Percival Puggina
Há quase 20 anos, em minha segunda viagem a Cuba, empreendida com o objetivo de escrever A Tragédia da Utopia, tomei conhecimento da existência, na Ilha, de um jornalismo independente. A surpresa foi proporcionada pela amiga Graça Salgueiro. Ao saber que eu ia, ela me enviou uma lista com duas dezenas de nomes daqueles destemidos que atuavam à margem do sistema e não serviam aos interesses políticos do Estado. Nem toda atividade jornalística local era porta-voz do oficialismo.

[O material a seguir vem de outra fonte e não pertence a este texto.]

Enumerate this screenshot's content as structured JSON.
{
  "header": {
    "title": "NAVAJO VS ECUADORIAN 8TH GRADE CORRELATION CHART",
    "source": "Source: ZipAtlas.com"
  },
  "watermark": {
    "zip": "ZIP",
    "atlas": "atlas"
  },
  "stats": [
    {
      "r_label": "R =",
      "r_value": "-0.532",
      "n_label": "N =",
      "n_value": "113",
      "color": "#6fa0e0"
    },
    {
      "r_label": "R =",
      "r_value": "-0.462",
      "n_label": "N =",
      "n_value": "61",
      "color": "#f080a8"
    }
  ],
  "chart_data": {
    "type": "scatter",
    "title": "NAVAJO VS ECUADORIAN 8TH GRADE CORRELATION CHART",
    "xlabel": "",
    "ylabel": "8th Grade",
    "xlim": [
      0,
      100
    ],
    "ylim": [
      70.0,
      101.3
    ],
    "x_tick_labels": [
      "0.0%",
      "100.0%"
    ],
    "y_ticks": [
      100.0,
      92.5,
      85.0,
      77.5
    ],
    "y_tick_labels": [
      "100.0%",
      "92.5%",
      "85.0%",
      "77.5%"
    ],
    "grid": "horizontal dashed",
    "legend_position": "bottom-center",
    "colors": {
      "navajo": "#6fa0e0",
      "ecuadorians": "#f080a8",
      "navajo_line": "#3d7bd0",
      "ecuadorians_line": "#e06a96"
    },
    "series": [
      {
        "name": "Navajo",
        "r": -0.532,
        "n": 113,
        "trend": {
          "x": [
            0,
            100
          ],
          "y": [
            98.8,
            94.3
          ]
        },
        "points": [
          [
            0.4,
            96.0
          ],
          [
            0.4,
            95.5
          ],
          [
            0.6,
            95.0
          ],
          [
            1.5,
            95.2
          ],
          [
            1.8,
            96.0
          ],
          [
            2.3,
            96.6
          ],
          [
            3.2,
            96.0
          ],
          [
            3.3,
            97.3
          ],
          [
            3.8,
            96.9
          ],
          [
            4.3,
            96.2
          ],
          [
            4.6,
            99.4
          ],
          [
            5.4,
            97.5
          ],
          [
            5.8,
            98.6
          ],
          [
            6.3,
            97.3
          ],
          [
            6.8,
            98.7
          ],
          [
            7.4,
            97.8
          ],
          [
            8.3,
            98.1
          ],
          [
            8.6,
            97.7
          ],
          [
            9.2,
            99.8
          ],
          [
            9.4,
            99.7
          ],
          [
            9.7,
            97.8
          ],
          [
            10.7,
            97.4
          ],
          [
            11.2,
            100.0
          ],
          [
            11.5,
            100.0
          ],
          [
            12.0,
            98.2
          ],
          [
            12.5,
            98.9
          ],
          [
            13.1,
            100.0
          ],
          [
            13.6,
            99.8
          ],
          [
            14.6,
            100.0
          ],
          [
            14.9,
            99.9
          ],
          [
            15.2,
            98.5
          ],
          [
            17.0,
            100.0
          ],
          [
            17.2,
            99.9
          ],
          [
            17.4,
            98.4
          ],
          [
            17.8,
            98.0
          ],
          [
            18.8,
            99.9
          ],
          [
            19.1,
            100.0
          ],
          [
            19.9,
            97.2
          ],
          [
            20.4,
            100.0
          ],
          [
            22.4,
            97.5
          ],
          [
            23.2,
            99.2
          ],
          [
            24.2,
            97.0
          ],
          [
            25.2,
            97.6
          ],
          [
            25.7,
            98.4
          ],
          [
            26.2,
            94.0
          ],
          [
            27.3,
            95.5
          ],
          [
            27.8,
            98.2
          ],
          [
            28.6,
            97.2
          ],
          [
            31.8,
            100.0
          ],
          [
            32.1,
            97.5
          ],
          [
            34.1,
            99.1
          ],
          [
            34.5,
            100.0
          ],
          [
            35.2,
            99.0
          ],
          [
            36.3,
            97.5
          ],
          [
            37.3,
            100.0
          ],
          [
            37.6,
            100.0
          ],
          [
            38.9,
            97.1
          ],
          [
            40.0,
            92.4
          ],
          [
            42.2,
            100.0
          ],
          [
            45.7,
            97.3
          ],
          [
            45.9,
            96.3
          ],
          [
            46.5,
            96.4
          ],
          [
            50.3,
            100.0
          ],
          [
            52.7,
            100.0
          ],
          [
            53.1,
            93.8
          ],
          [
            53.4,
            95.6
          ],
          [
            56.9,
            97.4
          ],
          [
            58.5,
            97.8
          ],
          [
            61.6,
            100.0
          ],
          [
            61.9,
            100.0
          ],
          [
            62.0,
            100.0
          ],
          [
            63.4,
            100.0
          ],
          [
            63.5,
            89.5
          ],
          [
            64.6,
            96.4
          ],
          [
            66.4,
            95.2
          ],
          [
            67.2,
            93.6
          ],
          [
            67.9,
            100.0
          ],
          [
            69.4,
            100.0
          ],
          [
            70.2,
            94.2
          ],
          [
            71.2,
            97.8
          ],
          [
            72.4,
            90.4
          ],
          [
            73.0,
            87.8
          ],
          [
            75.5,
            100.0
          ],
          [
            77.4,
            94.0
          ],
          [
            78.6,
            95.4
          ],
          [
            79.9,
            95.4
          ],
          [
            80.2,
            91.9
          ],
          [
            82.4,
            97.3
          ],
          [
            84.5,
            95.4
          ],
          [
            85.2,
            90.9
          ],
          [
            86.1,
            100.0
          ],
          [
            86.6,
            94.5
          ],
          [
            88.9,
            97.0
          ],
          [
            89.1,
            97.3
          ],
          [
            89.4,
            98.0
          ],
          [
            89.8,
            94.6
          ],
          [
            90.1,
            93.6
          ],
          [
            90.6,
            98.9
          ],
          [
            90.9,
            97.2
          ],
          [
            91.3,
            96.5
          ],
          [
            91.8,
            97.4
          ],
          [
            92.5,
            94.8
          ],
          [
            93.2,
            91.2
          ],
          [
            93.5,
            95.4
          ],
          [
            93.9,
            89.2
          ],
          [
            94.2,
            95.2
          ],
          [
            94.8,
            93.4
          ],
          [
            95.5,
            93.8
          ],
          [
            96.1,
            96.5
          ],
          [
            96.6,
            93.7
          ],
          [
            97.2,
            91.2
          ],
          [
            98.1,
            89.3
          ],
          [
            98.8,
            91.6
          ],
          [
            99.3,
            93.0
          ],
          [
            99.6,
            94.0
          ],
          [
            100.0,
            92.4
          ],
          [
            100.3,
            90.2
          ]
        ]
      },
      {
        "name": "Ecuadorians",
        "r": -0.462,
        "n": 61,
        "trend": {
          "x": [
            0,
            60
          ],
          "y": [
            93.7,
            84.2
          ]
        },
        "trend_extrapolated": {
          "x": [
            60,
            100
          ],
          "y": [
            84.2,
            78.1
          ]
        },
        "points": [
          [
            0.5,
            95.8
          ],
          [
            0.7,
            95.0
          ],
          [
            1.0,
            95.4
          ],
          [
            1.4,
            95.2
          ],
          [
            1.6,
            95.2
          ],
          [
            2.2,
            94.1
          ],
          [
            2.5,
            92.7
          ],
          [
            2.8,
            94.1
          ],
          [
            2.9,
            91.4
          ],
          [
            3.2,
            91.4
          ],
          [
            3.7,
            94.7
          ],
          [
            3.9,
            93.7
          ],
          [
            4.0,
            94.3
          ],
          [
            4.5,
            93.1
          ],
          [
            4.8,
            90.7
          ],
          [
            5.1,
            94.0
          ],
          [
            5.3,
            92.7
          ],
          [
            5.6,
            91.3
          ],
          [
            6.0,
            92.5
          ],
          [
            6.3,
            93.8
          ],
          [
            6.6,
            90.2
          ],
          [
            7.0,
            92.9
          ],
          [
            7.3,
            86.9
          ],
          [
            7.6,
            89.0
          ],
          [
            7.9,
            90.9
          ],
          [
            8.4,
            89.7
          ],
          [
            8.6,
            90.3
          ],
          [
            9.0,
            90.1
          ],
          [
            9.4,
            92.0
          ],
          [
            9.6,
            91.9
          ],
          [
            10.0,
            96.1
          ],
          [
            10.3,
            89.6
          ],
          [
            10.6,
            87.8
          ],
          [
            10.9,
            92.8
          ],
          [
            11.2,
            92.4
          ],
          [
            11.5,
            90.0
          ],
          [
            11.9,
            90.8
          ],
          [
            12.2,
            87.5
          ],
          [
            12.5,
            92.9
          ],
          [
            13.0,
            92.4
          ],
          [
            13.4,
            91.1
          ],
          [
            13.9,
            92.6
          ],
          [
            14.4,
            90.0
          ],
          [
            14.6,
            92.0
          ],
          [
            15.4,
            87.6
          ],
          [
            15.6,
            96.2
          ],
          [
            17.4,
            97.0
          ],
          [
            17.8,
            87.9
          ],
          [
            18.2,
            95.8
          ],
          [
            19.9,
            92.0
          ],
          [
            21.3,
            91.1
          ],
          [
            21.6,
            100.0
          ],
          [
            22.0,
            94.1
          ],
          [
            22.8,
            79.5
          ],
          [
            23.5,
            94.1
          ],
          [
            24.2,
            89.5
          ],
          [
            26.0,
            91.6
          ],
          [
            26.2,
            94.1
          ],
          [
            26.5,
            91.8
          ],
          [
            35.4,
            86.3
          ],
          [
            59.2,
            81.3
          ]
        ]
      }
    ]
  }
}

Produzido nas trevas, clandestino, o trabalho desses “periodistas independientes” consistia em enviar notícias ao exterior contando com ajuda de correspondentes estrangeiros, usando a incipiente internet por valores exorbitantes. Seus textos eram sintéticos, econômicos, porque cada minuto pesava no bolso do próprio profissional. No livro que posteriormente escrevi, conto a conversa que tive com uma guia de turismo. Era uma das muitas que assediam os hóspedes nas portas dos melhores hotéis. Quando olhou a relação de nomes que lhe apresentei, oferecendo cinco dólares por contato que me proporcionasse, causei-lhe um susto que a fez levantar-se e sair célere, sem olhar para trás, da cafeteria onde havíamos sentado para conversar. Note-se que cinco dólares, à época, correspondiam ao salário de mais de 10 dias de um cubano. A tarefa envolvia riscos que o dinheiro não compensava.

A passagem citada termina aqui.